Author Block: Y. Eslaamizaad, M. Berrou, P. Almalouf; Pulmonary and Critical Care, University of South Alabama, Mobile, AL, United States.
Introduction:
Spontaneous pneumomediastinum is a rare condition defined by the presence of mediastinal free air in the absence of a precipitating cause. When presented with subcutaneous emphysema, it is known as Hamman’s syndrome. This condition was first described in a postpartum case and is most often reported as a result of excessive Valsalva maneuvers, persistent retching, coughing, straining and inhalational drug abuse. Although benign and self-limiting, due to its rarity and infrequent discussion within the literature, the diagnosis of Hamman’s syndrome can lead to unnecessary and expensive diagnostic and surgical procedures.
Case Report:
28-year-old Caucasian female presented to the emergency department with a two week history of chest pain exacerbated by deep inspiration and movement. Past medical history was significant for bipolar disorder, anxiety and migraines and patient had never had any history of asthma, tobacco abuse or alcohol. She denied any history of trauma, vomiting, foreign body ingestion, recreational drug use, smoke inhalation or prior history of similar episodes.
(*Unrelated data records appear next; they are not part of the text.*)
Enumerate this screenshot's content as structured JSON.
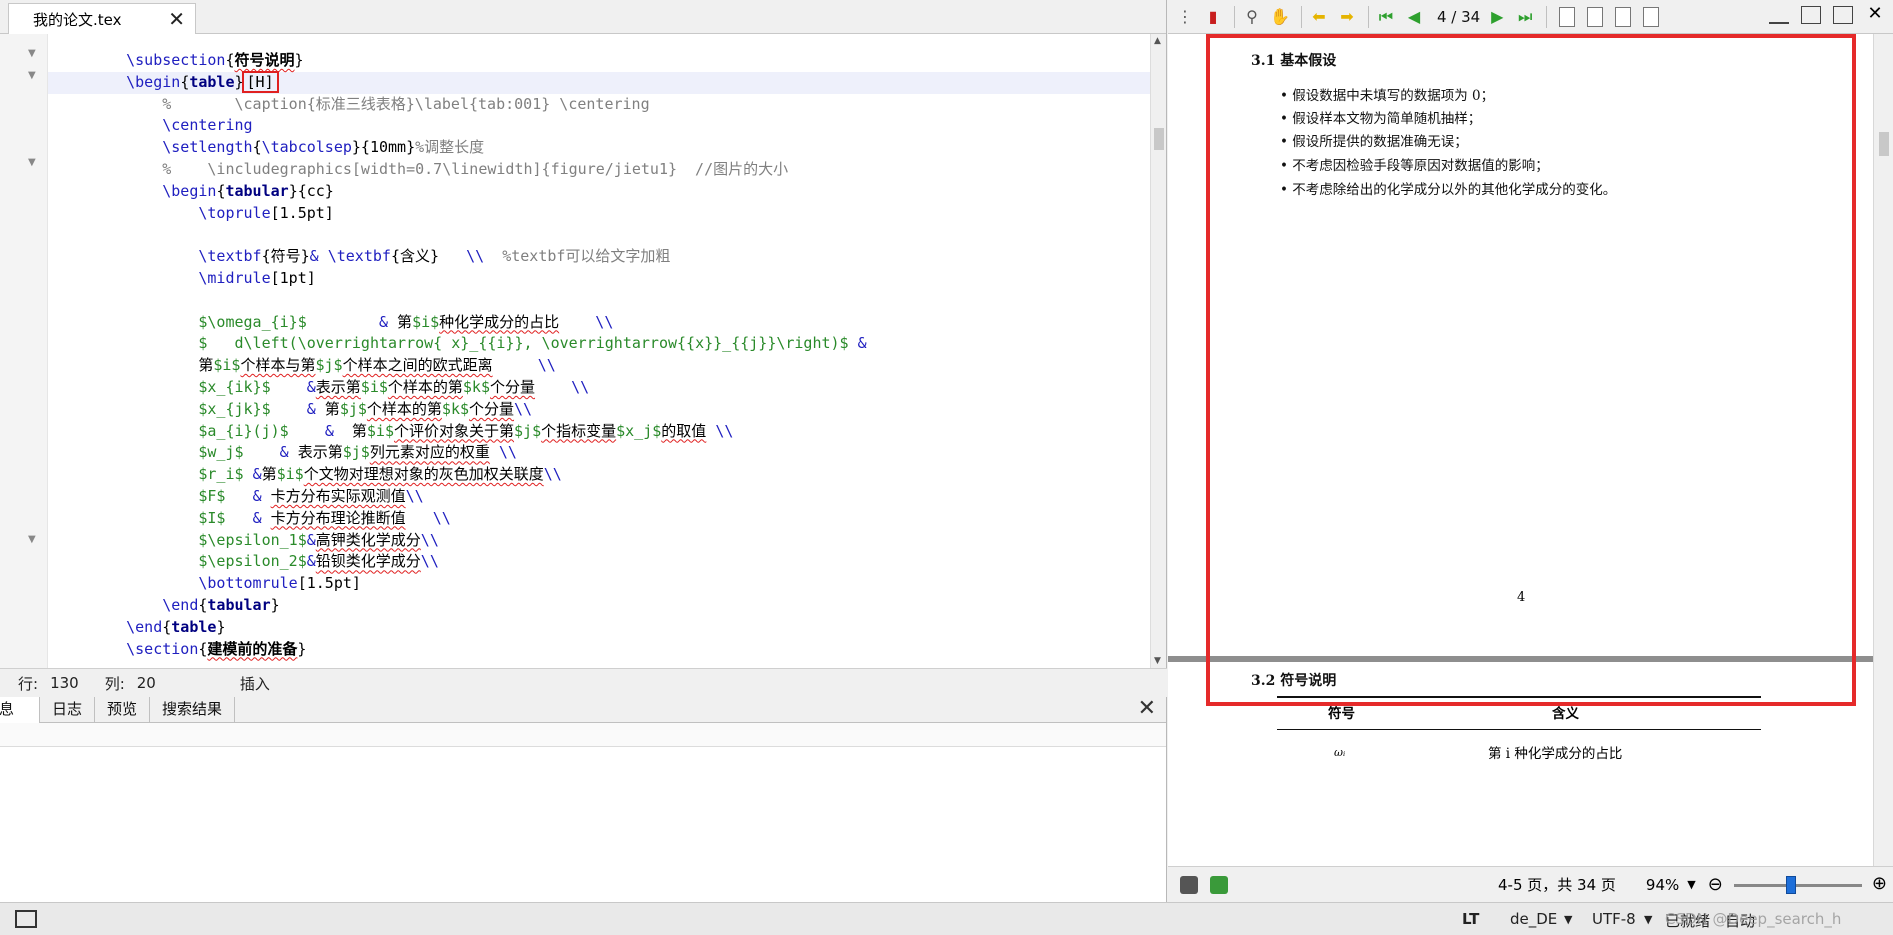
{
  "editor": {
    "tab_title": "我的论文.tex",
    "lines": [
      {
        "parts": [
          {
            "t": "    ",
            "c": ""
          },
          {
            "t": "\\subsection",
            "c": "kw"
          },
          {
            "t": "{",
            "c": ""
          },
          {
            "t": "符号说明",
            "c": "b"
          },
          {
            "t": "}",
            "c": ""
          }
        ]
      },
      {
        "parts": [
          {
            "t": "    ",
            "c": ""
          },
          {
            "t": "\\begin",
            "c": "kw"
          },
          {
            "t": "{",
            "c": ""
          },
          {
            "t": "table",
            "c": "kwb"
          },
          {
            "t": "}",
            "c": ""
          },
          {
            "t": "[H]",
            "c": "box"
          }
        ],
        "current": true
      },
      {
        "parts": [
          {
            "t": "        %       \\caption{标准三线表格}\\label{tab:001} \\centering",
            "c": "cm"
          }
        ]
      },
      {
        "parts": [
          {
            "t": "        ",
            "c": ""
          },
          {
            "t": "\\centering",
            "c": "kw"
          }
        ]
      },
      {
        "parts": [
          {
            "t": "        ",
            "c": ""
          },
          {
            "t": "\\setlength",
            "c": "kw"
          },
          {
            "t": "{",
            "c": ""
          },
          {
            "t": "\\tabcolsep",
            "c": "kw"
          },
          {
            "t": "}{10mm}",
            "c": ""
          },
          {
            "t": "%调整长度",
            "c": "cm"
          }
        ]
      },
      {
        "parts": [
          {
            "t": "        %    \\includegraphics[width=0.7\\linewidth]{figure/jietu1}  //图片的大小",
            "c": "cm"
          }
        ]
      },
      {
        "parts": [
          {
            "t": "        ",
            "c": ""
          },
          {
            "t": "\\begin",
            "c": "kw"
          },
          {
            "t": "{",
            "c": ""
          },
          {
            "t": "tabular",
            "c": "kwb"
          },
          {
            "t": "}{cc}",
            "c": ""
          }
        ]
      },
      {
        "parts": [
          {
            "t": "            ",
            "c": ""
          },
          {
            "t": "\\toprule",
            "c": "kw"
          },
          {
            "t": "[1.5pt]",
            "c": ""
          }
        ]
      },
      {
        "parts": [
          {
            "t": "",
            "c": ""
          }
        ]
      },
      {
        "parts": [
          {
            "t": "            ",
            "c": ""
          },
          {
            "t": "\\textbf",
            "c": "kw"
          },
          {
            "t": "{符号}",
            "c": ""
          },
          {
            "t": "&",
            "c": "kw"
          },
          {
            "t": " ",
            "c": ""
          },
          {
            "t": "\\textbf",
            "c": "kw"
          },
          {
            "t": "{含义}   ",
            "c": ""
          },
          {
            "t": "\\\\",
            "c": "kw"
          },
          {
            "t": "  %textbf可以给文字加粗",
            "c": "cm"
          }
        ]
      },
      {
        "parts": [
          {
            "t": "            ",
            "c": ""
          },
          {
            "t": "\\midrule",
            "c": "kw"
          },
          {
            "t": "[1pt]",
            "c": ""
          }
        ]
      },
      {
        "parts": [
          {
            "t": "",
            "c": ""
          }
        ]
      },
      {
        "parts": [
          {
            "t": "            ",
            "c": ""
          },
          {
            "t": "$\\omega_{i}$",
            "c": "ma"
          },
          {
            "t": "        ",
            "c": ""
          },
          {
            "t": "&",
            "c": "kw"
          },
          {
            "t": " 第",
            "c": ""
          },
          {
            "t": "$i$",
            "c": "ma"
          },
          {
            "t": "种化学成分的占比",
            "c": "sq"
          },
          {
            "t": "    ",
            "c": ""
          },
          {
            "t": "\\\\",
            "c": "kw"
          }
        ]
      },
      {
        "parts": [
          {
            "t": "            ",
            "c": ""
          },
          {
            "t": "$   d\\left(\\overrightarrow{ x}_{{i}}, \\overrightarrow{{x}}_{{j}}\\right)$",
            "c": "ma"
          },
          {
            "t": " ",
            "c": ""
          },
          {
            "t": "&",
            "c": "kw"
          }
        ]
      },
      {
        "parts": [
          {
            "t": "            第",
            "c": ""
          },
          {
            "t": "$i$",
            "c": "ma"
          },
          {
            "t": "个样本与第",
            "c": "sq"
          },
          {
            "t": "$j$",
            "c": "ma"
          },
          {
            "t": "个样本之间的欧式距离",
            "c": "sq"
          },
          {
            "t": "     ",
            "c": ""
          },
          {
            "t": "\\\\",
            "c": "kw"
          }
        ]
      },
      {
        "parts": [
          {
            "t": "            ",
            "c": ""
          },
          {
            "t": "$x_{ik}$",
            "c": "ma"
          },
          {
            "t": "    ",
            "c": ""
          },
          {
            "t": "&",
            "c": "kw"
          },
          {
            "t": "表示第",
            "c": "sq"
          },
          {
            "t": "$i$",
            "c": "ma"
          },
          {
            "t": "个样本的第",
            "c": "sq"
          },
          {
            "t": "$k$",
            "c": "ma"
          },
          {
            "t": "个分量",
            "c": "sq"
          },
          {
            "t": "    ",
            "c": ""
          },
          {
            "t": "\\\\",
            "c": "kw"
          }
        ]
      },
      {
        "parts": [
          {
            "t": "            ",
            "c": ""
          },
          {
            "t": "$x_{jk}$",
            "c": "ma"
          },
          {
            "t": "    ",
            "c": ""
          },
          {
            "t": "&",
            "c": "kw"
          },
          {
            "t": " 第",
            "c": ""
          },
          {
            "t": "$j$",
            "c": "ma"
          },
          {
            "t": "个样本的第",
            "c": "sq"
          },
          {
            "t": "$k$",
            "c": "ma"
          },
          {
            "t": "个分量",
            "c": "sq"
          },
          {
            "t": "\\\\",
            "c": "kw"
          }
        ]
      },
      {
        "parts": [
          {
            "t": "            ",
            "c": ""
          },
          {
            "t": "$a_{i}(j)$",
            "c": "ma"
          },
          {
            "t": "    ",
            "c": ""
          },
          {
            "t": "&",
            "c": "kw"
          },
          {
            "t": "  第",
            "c": ""
          },
          {
            "t": "$i$",
            "c": "ma"
          },
          {
            "t": "个评价对象关于第",
            "c": "sq"
          },
          {
            "t": "$j$",
            "c": "ma"
          },
          {
            "t": "个指标变量",
            "c": "sq"
          },
          {
            "t": "$x_j$",
            "c": "ma"
          },
          {
            "t": "的取值",
            "c": "sq"
          },
          {
            "t": " ",
            "c": ""
          },
          {
            "t": "\\\\",
            "c": "kw"
          }
        ]
      },
      {
        "parts": [
          {
            "t": "            ",
            "c": ""
          },
          {
            "t": "$w_j$",
            "c": "ma"
          },
          {
            "t": "    ",
            "c": ""
          },
          {
            "t": "&",
            "c": "kw"
          },
          {
            "t": " 表示第",
            "c": ""
          },
          {
            "t": "$j$",
            "c": "ma"
          },
          {
            "t": "列元素对应的权重",
            "c": "sq"
          },
          {
            "t": " ",
            "c": ""
          },
          {
            "t": "\\\\",
            "c": "kw"
          }
        ]
      },
      {
        "parts": [
          {
            "t": "            ",
            "c": ""
          },
          {
            "t": "$r_i$",
            "c": "ma"
          },
          {
            "t": " ",
            "c": ""
          },
          {
            "t": "&",
            "c": "kw"
          },
          {
            "t": "第",
            "c": ""
          },
          {
            "t": "$i$",
            "c": "ma"
          },
          {
            "t": "个文物对理想对象的灰色加权关联度",
            "c": "sq"
          },
          {
            "t": "\\\\",
            "c": "kw"
          }
        ]
      },
      {
        "parts": [
          {
            "t": "            ",
            "c": ""
          },
          {
            "t": "$F$",
            "c": "ma"
          },
          {
            "t": "   ",
            "c": ""
          },
          {
            "t": "&",
            "c": "kw"
          },
          {
            "t": " ",
            "c": ""
          },
          {
            "t": "卡方分布实际观测值",
            "c": "sq"
          },
          {
            "t": "\\\\",
            "c": "kw"
          }
        ]
      },
      {
        "parts": [
          {
            "t": "            ",
            "c": ""
          },
          {
            "t": "$I$",
            "c": "ma"
          },
          {
            "t": "   ",
            "c": ""
          },
          {
            "t": "&",
            "c": "kw"
          },
          {
            "t": " ",
            "c": ""
          },
          {
            "t": "卡方分布理论推断值",
            "c": "sq"
          },
          {
            "t": "   ",
            "c": ""
          },
          {
            "t": "\\\\",
            "c": "kw"
          }
        ]
      },
      {
        "parts": [
          {
            "t": "            ",
            "c": ""
          },
          {
            "t": "$\\epsilon_1$",
            "c": "ma"
          },
          {
            "t": "&",
            "c": "kw"
          },
          {
            "t": "高钾类化学成分",
            "c": "sq"
          },
          {
            "t": "\\\\",
            "c": "kw"
          }
        ]
      },
      {
        "parts": [
          {
            "t": "            ",
            "c": ""
          },
          {
            "t": "$\\epsilon_2$",
            "c": "ma"
          },
          {
            "t": "&",
            "c": "kw"
          },
          {
            "t": "铅钡类化学成分",
            "c": "sq"
          },
          {
            "t": "\\\\",
            "c": "kw"
          }
        ]
      },
      {
        "parts": [
          {
            "t": "            ",
            "c": ""
          },
          {
            "t": "\\bottomrule",
            "c": "kw"
          },
          {
            "t": "[1.5pt]",
            "c": ""
          }
        ]
      },
      {
        "parts": [
          {
            "t": "        ",
            "c": ""
          },
          {
            "t": "\\end",
            "c": "kw"
          },
          {
            "t": "{",
            "c": ""
          },
          {
            "t": "tabular",
            "c": "kwb"
          },
          {
            "t": "}",
            "c": ""
          }
        ]
      },
      {
        "parts": [
          {
            "t": "    ",
            "c": ""
          },
          {
            "t": "\\end",
            "c": "kw"
          },
          {
            "t": "{",
            "c": ""
          },
          {
            "t": "table",
            "c": "kwb"
          },
          {
            "t": "}",
            "c": ""
          }
        ]
      },
      {
        "parts": [
          {
            "t": "    ",
            "c": ""
          },
          {
            "t": "\\section",
            "c": "kw"
          },
          {
            "t": "{",
            "c": ""
          },
          {
            "t": "建模前的准备",
            "c": "b"
          },
          {
            "t": "}",
            "c": ""
          }
        ]
      }
    ],
    "status": {
      "row_label": "行:",
      "row": "130",
      "col_label": "列:",
      "col": "20",
      "mode": "插入"
    }
  },
  "bottom_panel": {
    "tabs": [
      "信息",
      "日志",
      "预览",
      "搜索结果"
    ]
  },
  "viewer": {
    "page_indicator": "4 / 34",
    "page1": {
      "section_title": "3.1  基本假设",
      "bullets": [
        "• 假设数据中未填写的数据项为 0；",
        "• 假设样本文物为简单随机抽样；",
        "• 假设所提供的数据准确无误；",
        "• 不考虑因检验手段等原因对数据值的影响；",
        "• 不考虑除给出的化学成分以外的其他化学成分的变化。"
      ],
      "page_number": "4"
    },
    "page2": {
      "section_title": "3.2  符号说明",
      "table_headers": [
        "符号",
        "含义"
      ],
      "first_row": [
        "ωᵢ",
        "第 i 种化学成分的占比"
      ]
    },
    "status": {
      "pages": "4-5 页，共 34 页",
      "zoom": "94%"
    }
  },
  "app_status": {
    "lang": "de_DE",
    "encoding": "UTF-8",
    "ready": "已就绪",
    "auto": "自动",
    "watermark": "CSDN @Deep_search_h"
  },
  "accent_colors": {
    "annotation_red": "#e52a2a",
    "latex_keyword": "#2020c0",
    "latex_math": "#2a8a2a",
    "latex_comment": "#808080"
  }
}
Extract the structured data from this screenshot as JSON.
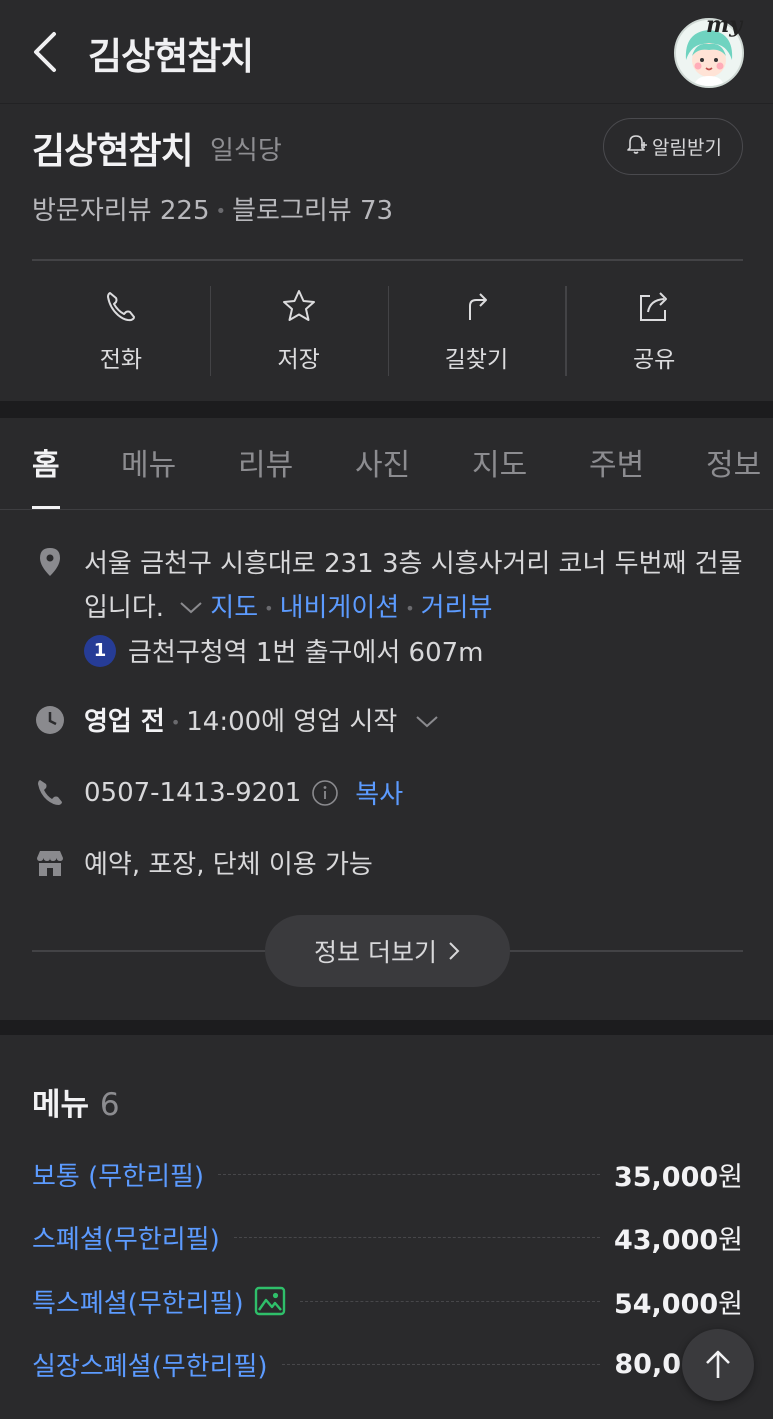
{
  "header": {
    "title": "김상현참치",
    "avatar_badge": "my"
  },
  "place": {
    "name": "김상현참치",
    "category": "일식당",
    "alarm_label": "알림받기",
    "visitor_reviews": "방문자리뷰 225",
    "blog_reviews": "블로그리뷰 73"
  },
  "actions": [
    {
      "icon": "phone-icon",
      "label": "전화"
    },
    {
      "icon": "star-icon",
      "label": "저장"
    },
    {
      "icon": "directions-icon",
      "label": "길찾기"
    },
    {
      "icon": "share-icon",
      "label": "공유"
    }
  ],
  "tabs": [
    "홈",
    "메뉴",
    "리뷰",
    "사진",
    "지도",
    "주변",
    "정보"
  ],
  "active_tab": "홈",
  "info": {
    "address_line": "서울 금천구 시흥대로 231 3층 시흥사거리 코너 두번째 건물입니다.",
    "map_link": "지도",
    "navigation_link": "내비게이션",
    "streetview_link": "거리뷰",
    "subway_line": "1",
    "subway_text": "금천구청역 1번 출구에서 607m",
    "status": "영업 전",
    "hours_text": "14:00에 영업 시작",
    "phone": "0507-1413-9201",
    "copy_label": "복사",
    "facilities": "예약, 포장, 단체 이용 가능",
    "more_label": "정보 더보기"
  },
  "menu": {
    "title": "메뉴",
    "count": "6",
    "items": [
      {
        "name": "보통 (무한리필)",
        "price": "35,000",
        "unit": "원"
      },
      {
        "name": "스폐셜(무한리필)",
        "price": "43,000",
        "unit": "원"
      },
      {
        "name": "특스폐셜(무한리필)",
        "price": "54,000",
        "unit": "원"
      },
      {
        "name": "실장스폐셜(무한리필)",
        "price": "80,0",
        "unit": ""
      }
    ]
  },
  "colors": {
    "background": "#2a2a2c",
    "link": "#5c9bff",
    "subway_line_1": "#263c96"
  }
}
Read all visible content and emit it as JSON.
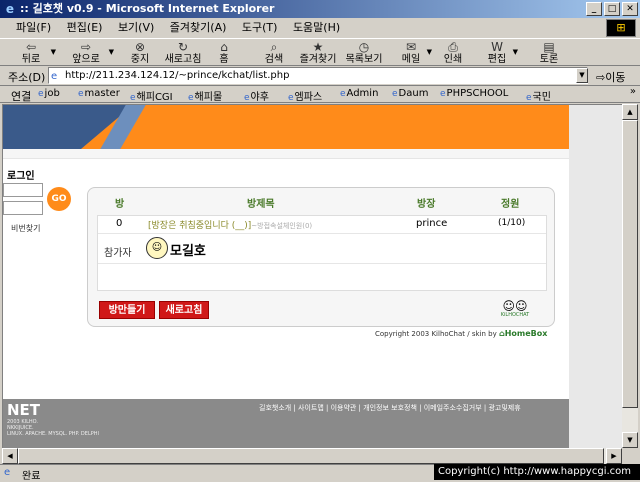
{
  "window": {
    "title": ":: 길호챗 v0.9 - Microsoft Internet Explorer",
    "min": "_",
    "max": "□",
    "close": "✕"
  },
  "menu": [
    "파일(F)",
    "편집(E)",
    "보기(V)",
    "즐겨찾기(A)",
    "도구(T)",
    "도움말(H)"
  ],
  "toolbar": {
    "back": "뒤로",
    "forward": "앞으로",
    "stop": "중지",
    "refresh": "새로고침",
    "home": "홈",
    "search": "검색",
    "favorites": "즐겨찾기",
    "history": "목록보기",
    "mail": "메일",
    "print": "인쇄",
    "edit": "편집",
    "discuss": "토론"
  },
  "address": {
    "label": "주소(D)",
    "url": "http://211.234.124.12/~prince/kchat/list.php",
    "go": "이동"
  },
  "links": {
    "label": "연결",
    "items": [
      "job",
      "master",
      "해피CGI",
      "해피몰",
      "야후",
      "엠파스",
      "Admin",
      "Daum",
      "PHPSCHOOL",
      "국민"
    ],
    "more": "»"
  },
  "page": {
    "login_title": "로그인",
    "go_button": "GO",
    "find_pw": "비번찾기",
    "headers": {
      "no": "방",
      "title": "방제목",
      "owner": "방장",
      "capacity": "정원"
    },
    "rooms": [
      {
        "no": "0",
        "title": "[방장은 취침중입니다 (__)]",
        "subtitle": "~방접속설체인원(0)",
        "owner": "prince",
        "capacity": "(1/10)"
      }
    ],
    "participants_label": "참가자",
    "participant_name": "모길호",
    "buttons": {
      "make_room": "방만들기",
      "refresh": "새로고침"
    },
    "kilho_logo": "KiLHOCHAT",
    "copyright": "Copyright 2003 KilhoChat / skin by",
    "homebox": "HomeBox",
    "footer": {
      "brand": "NET",
      "info": [
        "2003 KILHO.",
        "NKKIJUICE.",
        "LINUX. APACHE. MYSQL. PHP. DELPHI"
      ],
      "links": "길호챗소개 | 사이트맵 | 이용약관 | 개인정보 보호정책 | 이메일주소수집거부 | 광고및제휴"
    }
  },
  "status": {
    "text": "완료",
    "overlay": "Copyright(c) http://www.happycgi.com"
  }
}
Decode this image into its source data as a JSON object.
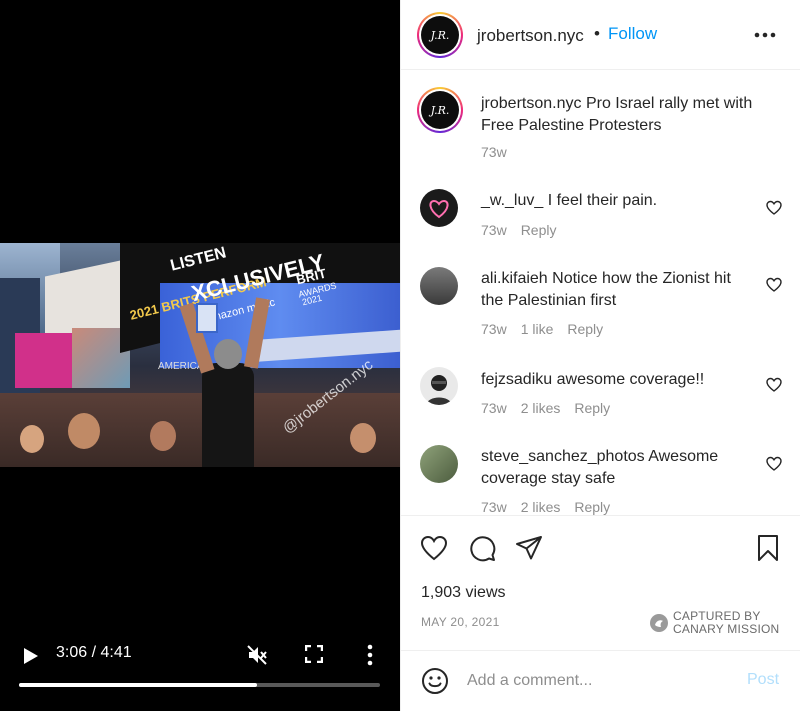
{
  "video": {
    "time": "3:06 / 4:41",
    "progress": 0.66,
    "watermark": "@jrobertson.nyc",
    "billboard_listen": "LISTEN",
    "billboard_exclusively": "XCLUSIVELY",
    "billboard_brit": "BRIT",
    "billboard_awards": "AWARDS",
    "billboard_year": "2021",
    "billboard_amazon": "amazon music",
    "billboard_perform": "2021 BRITS PERFORM",
    "billboard_america": "AMERICA"
  },
  "header": {
    "username": "jrobertson.nyc",
    "dot": "•",
    "follow_label": "Follow",
    "avatar_text": "J.R."
  },
  "caption": {
    "username": "jrobertson.nyc",
    "text": "Pro Israel rally met with Free Palestine Protesters",
    "time": "73w"
  },
  "comments": [
    {
      "username": "_w._luv_",
      "text": "I feel their pain.",
      "time": "73w",
      "likes": "",
      "reply": "Reply"
    },
    {
      "username": "ali.kifaieh",
      "text": "Notice how the Zionist hit the Palestinian first",
      "time": "73w",
      "likes": "1 like",
      "reply": "Reply"
    },
    {
      "username": "fejzsadiku",
      "text": "awesome coverage!!",
      "time": "73w",
      "likes": "2 likes",
      "reply": "Reply"
    },
    {
      "username": "steve_sanchez_photos",
      "text": "Awesome coverage stay safe",
      "time": "73w",
      "likes": "2 likes",
      "reply": "Reply"
    }
  ],
  "actions": {
    "views": "1,903 views",
    "date": "MAY 20, 2021"
  },
  "captured": {
    "line1": "CAPTURED BY",
    "line2": "CANARY MISSION"
  },
  "comment_box": {
    "placeholder": "Add a comment...",
    "post_label": "Post"
  },
  "colors": {
    "link_blue": "#0095f6",
    "post_disabled": "#b2dffc",
    "muted_gray": "#8e8e8e"
  }
}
Vital signs were only significant for a heart rate of 125 beats/minute and otherwise within normal limits. On physical examination she was found to have palpable subcutaneous emphysema over the left upper extremity, and the rest of the exam was unremarkable. Routine laboratory evaluations including troponins were unremarkable. Drug screen was negative. Electrocardiogram demonstrated normal sinus tachycardia without any findings. A chest radiograph showed subcutaneous and intramuscular emphysema over the chest with no associated pneumothoroax. The chest CT scan confirmed extensive subcutaneous emphysema primarily involving the right pectoralis muscles and extending into bilateral arms and pneumomediastinum extending superiorly into the soft tissues of the neck. Bronchoscopy was performed for airway inspection and demonstrated no abnormal findings. Due to hemodynamic stability, patient was observed for 48 hours and discharged home. On clinic follow-up subsequent imaging demonstrated decrease in subcutaneous emphysema and decreased crepitus on exam.
Discussion:
Hamman’s syndrome is a rare condition known to be associated with transiently elevated intra-alveolar pressure. Our patient exhibited classic clinical and radiographic presentation. All possible causes were investigated and ruled out. It is possible that presentation is associated with anxiety disorder and primary hyperventilation syndrome. The majority of cases are typically benign, non-recurrent and managed with observation alone. Chest X-ray is the most important diagnostic test and the inclusion of Hamman’s syndrome as part of the differential of chest pain and subcutaneous emphysema avoids unnecessary procedures and treatment.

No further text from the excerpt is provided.